L'avantage immédiat, c'est le contrôle. Quand je veux jouer une note, elle sort exactement au moment où je le décide. Il n'y a plus ce micro-délai dû à la torsion du plastique. Pour quelqu'un qui, comme moi, essaie de comprendre quel logiciel pour enregistrer sa guitare utiliser sans se perdre dans la technique, avoir un son net dès la source est un gain de temps phénoménal. On passe moins de temps à essayer de corriger un son 'mou' à l'ordinateur quand l'attaque est franche dès le départ.

Main tenant un médiator épais au-dessus des cordes d'une guitare électrique

Apprendre à écouter son attaque

Ce que j'ai appris au cours de ces cinq derniers mois, c'est que le choix du médiator influence directement l'égalisation naturelle de votre guitare. Un médiator fin (0.50mm ou moins) apporte beaucoup d'aigus et un bruit de frottement très présent, ce qui peut être joli sur une acoustique pour gratter des accords de feu de camp, mais qui devient vite agaçant sur une électrique avec de la distorsion. Le 1.5mm, lui, apporte de la rondeur et de la profondeur. Il 'muscle' l'attaque sans ajouter de bruits parasites.

J'ai aussi remarqué que ma fatigue musculaire a diminué. C'est contre-intuitif, mais plus l'outil est solide, moins on a tendance à compenser avec la force brute des doigts. Mes sessions de pratique en fin de journée sont devenues plus longues et moins douloureuses. Je ne finis plus avec cette sensation de crampe dans la paume de la main. C'est peut-être un détail pour un pro, mais pour un trentenaire qui reprend la guitare après une journée de boulot, c'est la différence entre avoir envie de s'y mettre ou laisser la guitare sur son stand.

Si vous débutez et que vous galérez à garder votre médiator en main, ou que vous trouvez que votre son manque de 'corps', ne faites pas comme moi au début. Ne vous contentez pas du premier truc qui traîne. Achetez quelques modèles différents, mais testez vraiment les épaisseurs supérieures à 1mm.

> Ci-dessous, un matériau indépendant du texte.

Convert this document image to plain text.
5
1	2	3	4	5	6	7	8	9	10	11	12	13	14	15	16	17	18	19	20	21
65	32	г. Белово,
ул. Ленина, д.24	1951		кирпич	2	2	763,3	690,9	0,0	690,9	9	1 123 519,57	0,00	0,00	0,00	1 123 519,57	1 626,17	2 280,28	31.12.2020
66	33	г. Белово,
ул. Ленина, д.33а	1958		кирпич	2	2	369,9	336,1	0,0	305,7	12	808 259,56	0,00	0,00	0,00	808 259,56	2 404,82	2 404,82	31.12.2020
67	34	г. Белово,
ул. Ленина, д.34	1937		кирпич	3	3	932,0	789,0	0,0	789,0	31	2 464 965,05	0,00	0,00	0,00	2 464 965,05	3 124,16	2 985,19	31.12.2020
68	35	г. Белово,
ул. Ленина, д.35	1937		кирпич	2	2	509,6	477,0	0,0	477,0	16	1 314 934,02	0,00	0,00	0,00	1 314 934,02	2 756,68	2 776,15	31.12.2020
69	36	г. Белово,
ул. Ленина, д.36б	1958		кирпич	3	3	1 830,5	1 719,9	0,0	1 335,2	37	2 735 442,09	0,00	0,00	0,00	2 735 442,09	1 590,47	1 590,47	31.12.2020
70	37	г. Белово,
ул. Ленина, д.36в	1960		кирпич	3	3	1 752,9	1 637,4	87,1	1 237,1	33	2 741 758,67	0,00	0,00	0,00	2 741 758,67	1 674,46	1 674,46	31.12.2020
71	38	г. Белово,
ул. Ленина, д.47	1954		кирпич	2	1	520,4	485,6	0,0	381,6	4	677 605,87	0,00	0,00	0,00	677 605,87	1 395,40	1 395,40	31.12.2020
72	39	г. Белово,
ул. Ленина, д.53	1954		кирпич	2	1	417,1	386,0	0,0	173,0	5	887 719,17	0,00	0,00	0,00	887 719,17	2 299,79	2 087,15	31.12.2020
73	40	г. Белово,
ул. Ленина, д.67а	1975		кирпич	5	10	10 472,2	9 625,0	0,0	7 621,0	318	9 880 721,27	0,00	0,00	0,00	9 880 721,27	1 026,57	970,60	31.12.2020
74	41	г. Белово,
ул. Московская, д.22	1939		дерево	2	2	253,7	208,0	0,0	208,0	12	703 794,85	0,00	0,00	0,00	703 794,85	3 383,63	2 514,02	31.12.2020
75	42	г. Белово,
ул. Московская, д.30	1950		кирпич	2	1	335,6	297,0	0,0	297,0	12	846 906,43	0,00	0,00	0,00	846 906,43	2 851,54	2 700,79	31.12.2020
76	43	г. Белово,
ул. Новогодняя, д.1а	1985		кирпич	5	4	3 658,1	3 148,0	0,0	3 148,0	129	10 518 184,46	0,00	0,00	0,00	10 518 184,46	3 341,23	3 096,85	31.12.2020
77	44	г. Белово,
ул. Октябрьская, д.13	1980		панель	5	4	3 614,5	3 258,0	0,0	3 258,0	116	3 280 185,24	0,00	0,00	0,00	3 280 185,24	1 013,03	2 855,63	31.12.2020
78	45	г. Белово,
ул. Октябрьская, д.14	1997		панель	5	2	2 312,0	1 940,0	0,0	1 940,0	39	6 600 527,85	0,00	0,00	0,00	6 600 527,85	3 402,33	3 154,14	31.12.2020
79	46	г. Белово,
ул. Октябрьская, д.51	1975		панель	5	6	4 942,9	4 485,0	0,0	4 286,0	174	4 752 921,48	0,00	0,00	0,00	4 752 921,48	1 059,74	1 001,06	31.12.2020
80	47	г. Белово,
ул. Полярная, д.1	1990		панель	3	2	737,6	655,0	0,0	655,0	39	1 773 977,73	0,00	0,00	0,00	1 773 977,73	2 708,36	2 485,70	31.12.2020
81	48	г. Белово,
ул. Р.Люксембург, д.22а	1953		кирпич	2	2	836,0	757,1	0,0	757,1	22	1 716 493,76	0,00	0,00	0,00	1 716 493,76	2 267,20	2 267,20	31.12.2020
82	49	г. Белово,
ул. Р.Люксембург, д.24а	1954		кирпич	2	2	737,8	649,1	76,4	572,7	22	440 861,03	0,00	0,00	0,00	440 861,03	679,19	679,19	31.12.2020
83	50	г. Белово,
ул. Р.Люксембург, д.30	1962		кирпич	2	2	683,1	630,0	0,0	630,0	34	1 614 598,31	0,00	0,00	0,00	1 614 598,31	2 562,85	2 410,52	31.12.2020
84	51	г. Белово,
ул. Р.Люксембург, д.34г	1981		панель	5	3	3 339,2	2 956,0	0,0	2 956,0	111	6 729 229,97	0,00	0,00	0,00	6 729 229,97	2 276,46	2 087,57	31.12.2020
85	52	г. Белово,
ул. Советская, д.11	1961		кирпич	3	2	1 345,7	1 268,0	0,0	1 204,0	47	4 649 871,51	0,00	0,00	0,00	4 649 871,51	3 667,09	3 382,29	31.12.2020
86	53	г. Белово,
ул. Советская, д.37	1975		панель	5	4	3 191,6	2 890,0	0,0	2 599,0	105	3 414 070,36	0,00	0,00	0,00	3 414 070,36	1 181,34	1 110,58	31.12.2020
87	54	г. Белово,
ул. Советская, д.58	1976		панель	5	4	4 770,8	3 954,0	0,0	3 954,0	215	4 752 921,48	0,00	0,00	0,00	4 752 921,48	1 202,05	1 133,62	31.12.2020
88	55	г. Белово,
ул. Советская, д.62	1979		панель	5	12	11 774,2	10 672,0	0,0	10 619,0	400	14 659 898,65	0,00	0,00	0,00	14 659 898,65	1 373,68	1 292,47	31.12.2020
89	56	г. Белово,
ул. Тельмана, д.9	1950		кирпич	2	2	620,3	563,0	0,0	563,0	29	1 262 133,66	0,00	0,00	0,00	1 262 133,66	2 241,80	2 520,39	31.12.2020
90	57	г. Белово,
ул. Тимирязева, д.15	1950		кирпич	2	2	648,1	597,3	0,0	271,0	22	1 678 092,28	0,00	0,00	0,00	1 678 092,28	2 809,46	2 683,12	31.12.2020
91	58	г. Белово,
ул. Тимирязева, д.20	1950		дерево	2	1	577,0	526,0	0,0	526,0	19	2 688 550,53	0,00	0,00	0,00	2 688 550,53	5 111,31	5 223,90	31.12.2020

On nous vend souvent la souplesse comme une aide, mais c'est la rigidité qui vous apprendra la vraie précision. C'est l'outil le plus sous-estimé de tout mon setup, et pourtant, c'est celui qui a le plus d'impact sur le plaisir immédiat de sentir la corde vibrer sous ses doigts.

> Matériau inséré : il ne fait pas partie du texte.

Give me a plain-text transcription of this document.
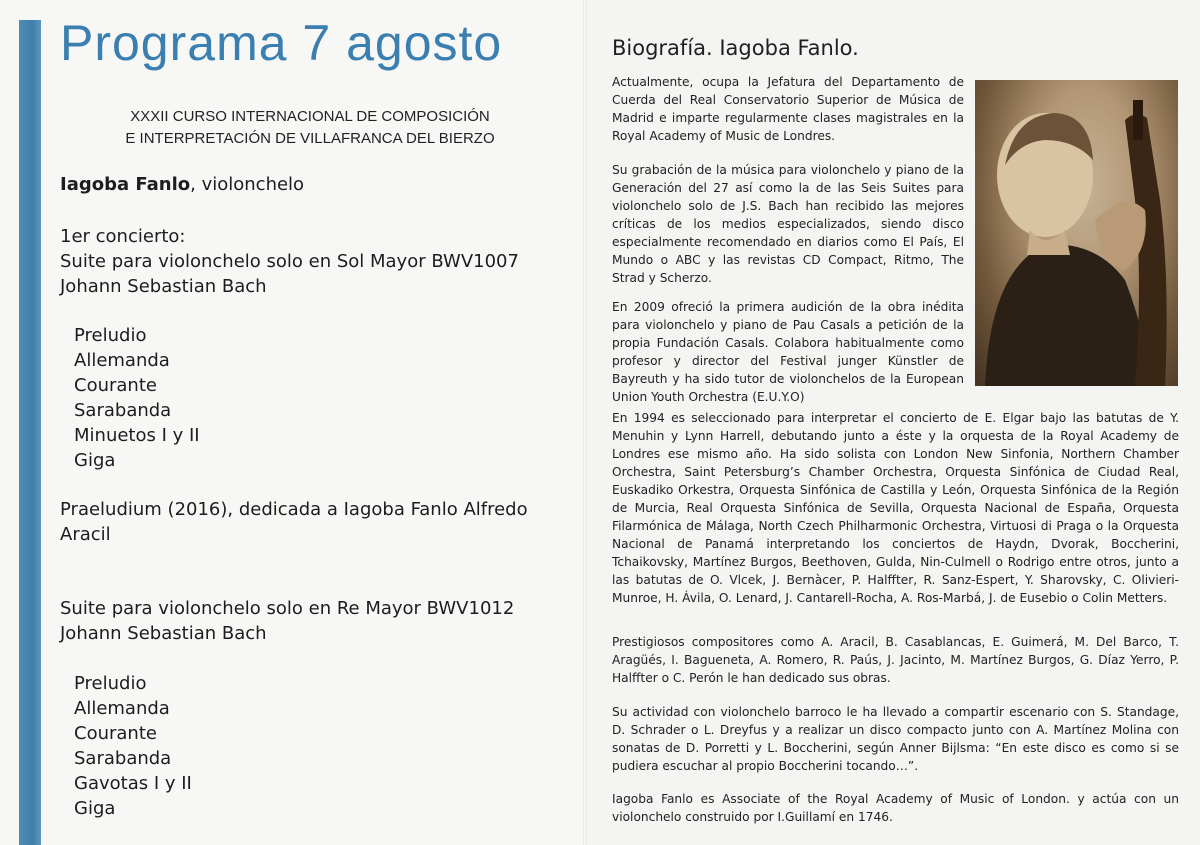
Programa 7 agosto
XXXII CURSO INTERNACIONAL DE COMPOSICIÓN
E INTERPRETACIÓN DE VILLAFRANCA DEL BIERZO
Iagoba Fanlo, violonchelo
1er concierto:
Suite para violonchelo solo en Sol Mayor BWV1007
Johann Sebastian Bach
Preludio
Allemanda
Courante
Sarabanda
Minuetos I y II
Giga
Praeludium (2016), dedicada a Iagoba Fanlo Alfredo
Aracil
Suite para violonchelo solo en Re Mayor BWV1012
Johann Sebastian Bach
Preludio
Allemanda
Courante
Sarabanda
Gavotas I y II
Giga
Biografía. Iagoba Fanlo.

Actualmente, ocupa la Jefatura del Departamento de Cuerda del Real Conservatorio Superior de Música de Madrid e imparte regularmente clases magistrales en la Royal Academy of Music de Londres.

Su grabación de la música para violonchelo y piano de la Generación del 27 así como la de las Seis Suites para violonchelo solo de J.S. Bach han recibido las mejores críticas de los medios especializados, siendo disco especialmente recomendado en diarios como El País, El Mundo o ABC y las revistas CD Compact, Ritmo, The Strad y Scherzo.

En 2009 ofreció la primera audición de la obra inédita para violonchelo y piano de Pau Casals a petición de la propia Fundación Casals. Colabora habitualmente como profesor y director del Festival junger Künstler de Bayreuth y ha sido tutor de violonchelos de la European Union Youth Orchestra (E.U.Y.O)

En 1994 es seleccionado para interpretar el concierto de E. Elgar bajo las batutas de Y. Menuhin y Lynn Harrell, debutando junto a éste y la orquesta de la Royal Academy de Londres ese mismo año. Ha sido solista con London New Sinfonia, Northern Chamber Orchestra, Saint Petersburg’s Chamber Orchestra, Orquesta Sinfónica de Ciudad Real, Euskadiko Orkestra, Orquesta Sinfónica de Castilla y León, Orquesta Sinfónica de la Región de Murcia, Real Orquesta Sinfónica de Sevilla, Orquesta Nacional de España, Orquesta Filarmónica de Málaga, North Czech Philharmonic Orchestra, Virtuosi di Praga o la Orquesta Nacional de Panamá interpretando los conciertos de Haydn, Dvorak, Boccherini, Tchaikovsky, Martínez Burgos, Beethoven, Gulda, Nin-Culmell o Rodrigo entre otros, junto a las batutas de O. Vlcek, J. Bernàcer, P. Halffter, R. Sanz-Espert, Y. Sharovsky, C. Olivieri-Munroe, H. Ávila, O. Lenard, J. Cantarell-Rocha, A. Ros-Marbá, J. de Eusebio o Colin Metters.

Prestigiosos compositores como A. Aracil, B. Casablancas, E. Guimerá, M. Del Barco, T. Aragüés, I. Baguenetа, A. Romero, R. Paús, J. Jacinto, M. Martínez Burgos, G. Díaz Yerro, P. Halffter o C. Perón le han dedicado sus obras.

Su actividad con violonchelo barroco le ha llevado a compartir escenario con S. Standage, D. Schrader o L. Dreyfus y a realizar un disco compacto junto con A. Martínez Molina con sonatas de D. Porretti y L. Boccherini, según Anner Bijlsma: “En este disco es como si se pudiera escuchar al propio Boccherini tocando…”.

Iagoba Fanlo es Associate of the Royal Academy of Music of London. y actúa con un violonchelo construido por I.Guillamí en 1746.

Aujourd'hui, mon petit coin studio à Grenoble est jonché de ces petits triangles sombres. J'en ai toujours un à portée de main, souvent un 1.5mm avec une forme standard 351, la plus classique. C'est devenu mon compagnon de route, celui qui ne s'envole plus au moindre coup de médiator vers le bas un peu trop enthousiaste. Parfois, le plus gros changement dans notre progression de débutant ne vient pas d'une nouvelle pédale d'effet coûteuse, mais d'un simple petit bout de Delrin bien choisi.